Italian Film Festival In Scotland, Cinema Made In Italy, Nationwide
Italian cinema has been making good use of British actors lately: Ralph Fiennes and Tilda Swinton in A Bigger Splash, the Michael Caine-led Youth and Matteo Garrone’s forthcoming Tale Of Tales, with Toby Jones and Shirley Henderson. But they do have stars of their own. These two festivals, which broadly overlap in programming, focus on new faces – one exception being Valeria Golino, who won the best actress prize at Venice last year for her portrayal of an overburdened wife in Anna and will be taking part in a Q&A in London. Other highlights showing at both festivals include youthful dramas Chlorine (a synchronised swimmer’s coming of age) and They Call Me Jeeg (an Italian take on the superhero movie). Nearer to national stereotypes is domestic hit God Willing, about a surgeon who’s horrified to learn his son wants to become a priest.

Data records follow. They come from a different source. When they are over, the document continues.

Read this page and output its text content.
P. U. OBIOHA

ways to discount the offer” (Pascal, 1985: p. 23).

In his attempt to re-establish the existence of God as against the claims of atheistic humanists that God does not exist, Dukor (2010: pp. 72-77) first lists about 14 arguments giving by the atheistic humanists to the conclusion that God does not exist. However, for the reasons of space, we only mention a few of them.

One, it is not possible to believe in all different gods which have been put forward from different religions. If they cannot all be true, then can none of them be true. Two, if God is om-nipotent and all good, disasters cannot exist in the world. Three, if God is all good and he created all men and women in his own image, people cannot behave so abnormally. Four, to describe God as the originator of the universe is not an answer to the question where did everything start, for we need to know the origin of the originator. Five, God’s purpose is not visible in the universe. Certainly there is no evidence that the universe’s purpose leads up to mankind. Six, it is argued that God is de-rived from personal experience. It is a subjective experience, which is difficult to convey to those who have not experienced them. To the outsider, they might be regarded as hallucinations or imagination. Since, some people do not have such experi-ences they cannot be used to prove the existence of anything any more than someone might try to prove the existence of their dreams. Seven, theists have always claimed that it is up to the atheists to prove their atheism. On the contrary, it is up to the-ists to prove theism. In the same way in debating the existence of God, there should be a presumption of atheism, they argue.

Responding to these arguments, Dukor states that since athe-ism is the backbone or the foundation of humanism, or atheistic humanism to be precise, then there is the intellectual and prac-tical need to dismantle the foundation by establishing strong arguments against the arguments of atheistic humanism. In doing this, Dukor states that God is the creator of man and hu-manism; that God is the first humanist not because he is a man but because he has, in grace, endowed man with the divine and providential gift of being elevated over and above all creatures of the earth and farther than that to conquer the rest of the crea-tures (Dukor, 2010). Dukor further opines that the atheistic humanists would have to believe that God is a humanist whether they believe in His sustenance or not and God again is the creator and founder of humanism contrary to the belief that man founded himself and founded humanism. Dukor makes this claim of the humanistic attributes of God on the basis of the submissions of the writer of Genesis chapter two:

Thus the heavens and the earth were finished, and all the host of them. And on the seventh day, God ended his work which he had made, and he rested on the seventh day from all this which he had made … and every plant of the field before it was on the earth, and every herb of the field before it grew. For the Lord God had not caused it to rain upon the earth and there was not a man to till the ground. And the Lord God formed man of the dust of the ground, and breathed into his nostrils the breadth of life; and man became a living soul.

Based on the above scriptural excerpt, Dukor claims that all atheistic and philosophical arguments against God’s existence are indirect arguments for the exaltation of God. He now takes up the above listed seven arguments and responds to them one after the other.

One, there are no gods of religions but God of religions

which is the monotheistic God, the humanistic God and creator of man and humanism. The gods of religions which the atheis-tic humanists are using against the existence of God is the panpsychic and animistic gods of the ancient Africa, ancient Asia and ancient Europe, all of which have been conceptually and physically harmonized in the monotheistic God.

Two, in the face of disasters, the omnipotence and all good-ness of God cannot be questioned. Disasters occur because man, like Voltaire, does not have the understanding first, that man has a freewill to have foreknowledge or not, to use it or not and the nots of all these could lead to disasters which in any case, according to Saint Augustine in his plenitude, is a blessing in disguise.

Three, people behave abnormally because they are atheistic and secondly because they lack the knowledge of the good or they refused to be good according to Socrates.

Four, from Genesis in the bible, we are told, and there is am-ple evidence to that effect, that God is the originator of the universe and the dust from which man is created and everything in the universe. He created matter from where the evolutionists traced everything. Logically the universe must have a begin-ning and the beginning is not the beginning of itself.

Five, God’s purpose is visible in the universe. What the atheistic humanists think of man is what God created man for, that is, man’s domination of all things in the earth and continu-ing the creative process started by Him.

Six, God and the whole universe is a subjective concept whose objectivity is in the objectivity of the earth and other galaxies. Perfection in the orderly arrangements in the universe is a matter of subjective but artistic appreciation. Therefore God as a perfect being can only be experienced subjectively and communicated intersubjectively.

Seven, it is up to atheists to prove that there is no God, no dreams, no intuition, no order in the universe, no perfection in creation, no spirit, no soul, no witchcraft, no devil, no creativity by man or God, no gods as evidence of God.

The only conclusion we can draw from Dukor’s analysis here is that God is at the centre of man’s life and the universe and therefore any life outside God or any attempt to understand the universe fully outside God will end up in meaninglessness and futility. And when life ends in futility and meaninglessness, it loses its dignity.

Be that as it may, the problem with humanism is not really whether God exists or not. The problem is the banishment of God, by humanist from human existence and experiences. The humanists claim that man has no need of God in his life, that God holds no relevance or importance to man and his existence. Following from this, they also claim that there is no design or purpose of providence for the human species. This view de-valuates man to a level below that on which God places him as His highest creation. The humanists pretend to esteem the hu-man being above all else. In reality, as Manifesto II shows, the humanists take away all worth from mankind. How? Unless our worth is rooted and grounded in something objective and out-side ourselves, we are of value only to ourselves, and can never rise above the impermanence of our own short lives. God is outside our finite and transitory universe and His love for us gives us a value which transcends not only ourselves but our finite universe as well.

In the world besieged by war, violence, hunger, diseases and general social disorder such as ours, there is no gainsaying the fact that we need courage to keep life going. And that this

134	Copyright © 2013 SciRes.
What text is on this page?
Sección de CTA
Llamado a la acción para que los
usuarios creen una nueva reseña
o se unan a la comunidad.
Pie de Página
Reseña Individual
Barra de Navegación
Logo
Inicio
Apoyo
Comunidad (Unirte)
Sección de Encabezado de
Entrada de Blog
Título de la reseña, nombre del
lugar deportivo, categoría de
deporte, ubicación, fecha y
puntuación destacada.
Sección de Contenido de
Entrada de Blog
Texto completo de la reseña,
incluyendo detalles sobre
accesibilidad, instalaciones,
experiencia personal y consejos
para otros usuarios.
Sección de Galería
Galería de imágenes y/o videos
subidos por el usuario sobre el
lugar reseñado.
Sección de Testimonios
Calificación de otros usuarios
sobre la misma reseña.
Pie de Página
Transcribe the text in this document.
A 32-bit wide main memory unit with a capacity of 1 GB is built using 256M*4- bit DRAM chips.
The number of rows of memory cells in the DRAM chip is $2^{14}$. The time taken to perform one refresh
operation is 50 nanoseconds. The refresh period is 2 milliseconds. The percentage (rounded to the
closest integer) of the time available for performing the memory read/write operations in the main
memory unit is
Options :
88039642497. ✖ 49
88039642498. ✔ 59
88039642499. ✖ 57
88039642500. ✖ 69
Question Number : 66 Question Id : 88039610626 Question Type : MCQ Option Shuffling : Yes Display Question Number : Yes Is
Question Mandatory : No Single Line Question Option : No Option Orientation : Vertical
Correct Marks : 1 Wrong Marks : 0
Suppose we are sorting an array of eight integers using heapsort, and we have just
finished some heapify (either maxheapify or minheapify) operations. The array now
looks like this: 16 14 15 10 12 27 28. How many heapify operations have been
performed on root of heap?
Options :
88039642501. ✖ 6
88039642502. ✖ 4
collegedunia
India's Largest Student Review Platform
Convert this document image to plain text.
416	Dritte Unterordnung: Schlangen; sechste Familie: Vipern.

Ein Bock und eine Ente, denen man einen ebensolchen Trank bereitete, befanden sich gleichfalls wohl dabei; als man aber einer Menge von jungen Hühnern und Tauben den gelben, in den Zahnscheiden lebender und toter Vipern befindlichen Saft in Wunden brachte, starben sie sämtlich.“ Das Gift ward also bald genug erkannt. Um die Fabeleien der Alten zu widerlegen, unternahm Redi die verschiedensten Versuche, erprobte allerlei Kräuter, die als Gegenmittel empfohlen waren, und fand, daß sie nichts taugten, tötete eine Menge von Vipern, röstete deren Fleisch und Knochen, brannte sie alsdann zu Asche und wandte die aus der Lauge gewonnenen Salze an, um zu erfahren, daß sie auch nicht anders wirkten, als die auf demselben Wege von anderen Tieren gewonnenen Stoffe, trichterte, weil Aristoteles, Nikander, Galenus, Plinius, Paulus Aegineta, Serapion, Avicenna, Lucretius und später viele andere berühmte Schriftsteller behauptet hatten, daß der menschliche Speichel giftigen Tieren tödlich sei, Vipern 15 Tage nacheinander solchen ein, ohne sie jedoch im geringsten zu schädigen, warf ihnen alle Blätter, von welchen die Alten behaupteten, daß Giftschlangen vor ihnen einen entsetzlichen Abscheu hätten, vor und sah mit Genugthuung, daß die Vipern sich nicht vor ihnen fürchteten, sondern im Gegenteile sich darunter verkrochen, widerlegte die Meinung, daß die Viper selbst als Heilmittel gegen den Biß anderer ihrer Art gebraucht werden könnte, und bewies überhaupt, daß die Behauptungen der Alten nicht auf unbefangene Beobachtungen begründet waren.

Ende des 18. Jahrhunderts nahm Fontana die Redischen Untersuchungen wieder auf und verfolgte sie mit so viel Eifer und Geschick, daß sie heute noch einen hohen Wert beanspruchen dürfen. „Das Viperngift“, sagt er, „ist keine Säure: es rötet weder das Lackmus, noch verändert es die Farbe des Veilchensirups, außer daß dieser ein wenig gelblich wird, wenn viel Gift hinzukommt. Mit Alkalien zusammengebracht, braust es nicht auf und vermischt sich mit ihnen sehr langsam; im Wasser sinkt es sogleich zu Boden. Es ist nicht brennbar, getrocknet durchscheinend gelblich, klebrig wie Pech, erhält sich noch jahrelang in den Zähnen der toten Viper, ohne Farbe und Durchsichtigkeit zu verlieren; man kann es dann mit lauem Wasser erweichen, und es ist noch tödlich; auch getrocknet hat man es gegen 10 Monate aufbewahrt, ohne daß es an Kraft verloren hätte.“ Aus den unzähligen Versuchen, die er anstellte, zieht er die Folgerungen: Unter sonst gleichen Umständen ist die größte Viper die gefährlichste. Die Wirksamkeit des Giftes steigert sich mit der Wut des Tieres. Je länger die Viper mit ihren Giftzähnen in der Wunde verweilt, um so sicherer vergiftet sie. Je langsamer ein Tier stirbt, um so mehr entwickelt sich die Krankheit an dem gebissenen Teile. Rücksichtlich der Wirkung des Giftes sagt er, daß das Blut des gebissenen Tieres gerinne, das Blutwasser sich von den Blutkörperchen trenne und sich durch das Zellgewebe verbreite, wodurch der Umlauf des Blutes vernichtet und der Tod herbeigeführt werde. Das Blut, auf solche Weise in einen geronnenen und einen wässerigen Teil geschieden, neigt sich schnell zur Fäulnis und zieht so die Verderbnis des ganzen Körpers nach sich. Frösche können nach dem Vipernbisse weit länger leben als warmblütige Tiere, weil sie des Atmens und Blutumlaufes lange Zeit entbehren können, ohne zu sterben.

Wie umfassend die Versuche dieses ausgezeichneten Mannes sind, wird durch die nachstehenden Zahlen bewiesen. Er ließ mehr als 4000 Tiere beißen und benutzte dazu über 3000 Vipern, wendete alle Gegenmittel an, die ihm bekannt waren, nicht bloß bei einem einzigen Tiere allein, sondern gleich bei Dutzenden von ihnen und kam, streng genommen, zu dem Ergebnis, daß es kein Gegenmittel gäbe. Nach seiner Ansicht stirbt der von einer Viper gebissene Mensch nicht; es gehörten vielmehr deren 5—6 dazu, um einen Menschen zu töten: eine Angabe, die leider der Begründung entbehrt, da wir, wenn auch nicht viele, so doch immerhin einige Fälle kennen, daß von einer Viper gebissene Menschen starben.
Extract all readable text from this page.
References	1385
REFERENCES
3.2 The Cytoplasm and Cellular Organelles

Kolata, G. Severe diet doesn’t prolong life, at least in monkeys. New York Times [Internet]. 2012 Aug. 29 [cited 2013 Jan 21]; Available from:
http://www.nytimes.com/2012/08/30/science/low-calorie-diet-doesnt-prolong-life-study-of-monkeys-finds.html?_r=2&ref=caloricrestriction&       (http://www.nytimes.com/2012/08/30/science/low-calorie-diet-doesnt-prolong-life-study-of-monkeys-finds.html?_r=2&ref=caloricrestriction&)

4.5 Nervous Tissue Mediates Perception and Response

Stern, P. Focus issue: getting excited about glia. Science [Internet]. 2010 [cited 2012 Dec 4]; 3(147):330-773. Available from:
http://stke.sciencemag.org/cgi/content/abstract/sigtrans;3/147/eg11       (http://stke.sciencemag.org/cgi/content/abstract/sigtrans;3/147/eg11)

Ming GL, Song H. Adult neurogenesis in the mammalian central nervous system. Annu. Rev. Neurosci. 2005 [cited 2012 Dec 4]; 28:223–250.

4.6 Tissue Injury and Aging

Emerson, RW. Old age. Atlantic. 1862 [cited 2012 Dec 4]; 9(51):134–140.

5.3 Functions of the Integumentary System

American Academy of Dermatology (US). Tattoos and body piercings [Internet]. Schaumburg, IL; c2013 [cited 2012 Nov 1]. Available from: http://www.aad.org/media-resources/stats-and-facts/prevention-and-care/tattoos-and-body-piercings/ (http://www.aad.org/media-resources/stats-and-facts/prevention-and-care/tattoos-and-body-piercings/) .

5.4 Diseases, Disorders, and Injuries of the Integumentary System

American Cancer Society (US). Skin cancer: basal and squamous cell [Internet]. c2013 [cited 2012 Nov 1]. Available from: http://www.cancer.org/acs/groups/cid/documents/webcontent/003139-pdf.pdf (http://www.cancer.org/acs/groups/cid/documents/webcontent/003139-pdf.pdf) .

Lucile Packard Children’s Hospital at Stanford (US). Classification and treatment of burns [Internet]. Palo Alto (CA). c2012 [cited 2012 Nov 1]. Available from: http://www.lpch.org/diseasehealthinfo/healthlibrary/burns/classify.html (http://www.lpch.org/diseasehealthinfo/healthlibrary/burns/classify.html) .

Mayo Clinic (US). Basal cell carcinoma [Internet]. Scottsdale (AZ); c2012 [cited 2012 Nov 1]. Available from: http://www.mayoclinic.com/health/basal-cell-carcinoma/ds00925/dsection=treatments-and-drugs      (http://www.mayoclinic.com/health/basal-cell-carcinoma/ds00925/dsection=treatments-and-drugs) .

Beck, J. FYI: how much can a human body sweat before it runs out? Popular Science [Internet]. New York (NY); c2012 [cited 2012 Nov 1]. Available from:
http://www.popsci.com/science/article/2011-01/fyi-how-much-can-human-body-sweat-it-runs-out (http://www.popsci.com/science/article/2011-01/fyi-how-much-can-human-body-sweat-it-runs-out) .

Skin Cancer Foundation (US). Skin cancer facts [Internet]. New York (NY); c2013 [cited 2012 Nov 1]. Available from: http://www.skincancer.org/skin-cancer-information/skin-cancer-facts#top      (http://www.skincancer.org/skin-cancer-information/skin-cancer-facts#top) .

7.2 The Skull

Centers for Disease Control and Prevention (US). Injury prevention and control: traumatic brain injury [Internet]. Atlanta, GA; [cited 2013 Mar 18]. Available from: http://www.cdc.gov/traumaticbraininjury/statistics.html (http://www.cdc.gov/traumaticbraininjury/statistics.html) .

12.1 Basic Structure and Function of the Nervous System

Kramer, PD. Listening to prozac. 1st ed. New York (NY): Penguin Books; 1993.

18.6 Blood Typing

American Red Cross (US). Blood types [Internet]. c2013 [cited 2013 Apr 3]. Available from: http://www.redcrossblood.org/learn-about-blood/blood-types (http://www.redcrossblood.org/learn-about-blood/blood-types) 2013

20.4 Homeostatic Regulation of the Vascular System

Various venues, to 17 Mar; Ciné Lumière, SW7, Thu to 14 Mar
Human Rights Watch Film Festival, London
The Tories may be in favour of scrapping the Human Rights Act, but there’s no point burying our heads in the sand about the denial of those rights across the globe. And above the sand, such stories can be the stuff of riveting human drama, as this festival has consistently proved. New documentary Among The Believers, for example, visits an fundamentalist madrassa in Pakistan, while Hooligan Sparrow tells the story of a Chinese activist who faced state surveillance, intimidation and arrest for exposing a paedophile teacher. Stories concerning women, artists and European migration are particularly prevalent this year (Sonita follows an Afghan teenager determined to become a rapper), while closer to home, there’s new doc The Hard Stop, about the police shooting of Mark Duggan and the Tottenham riots.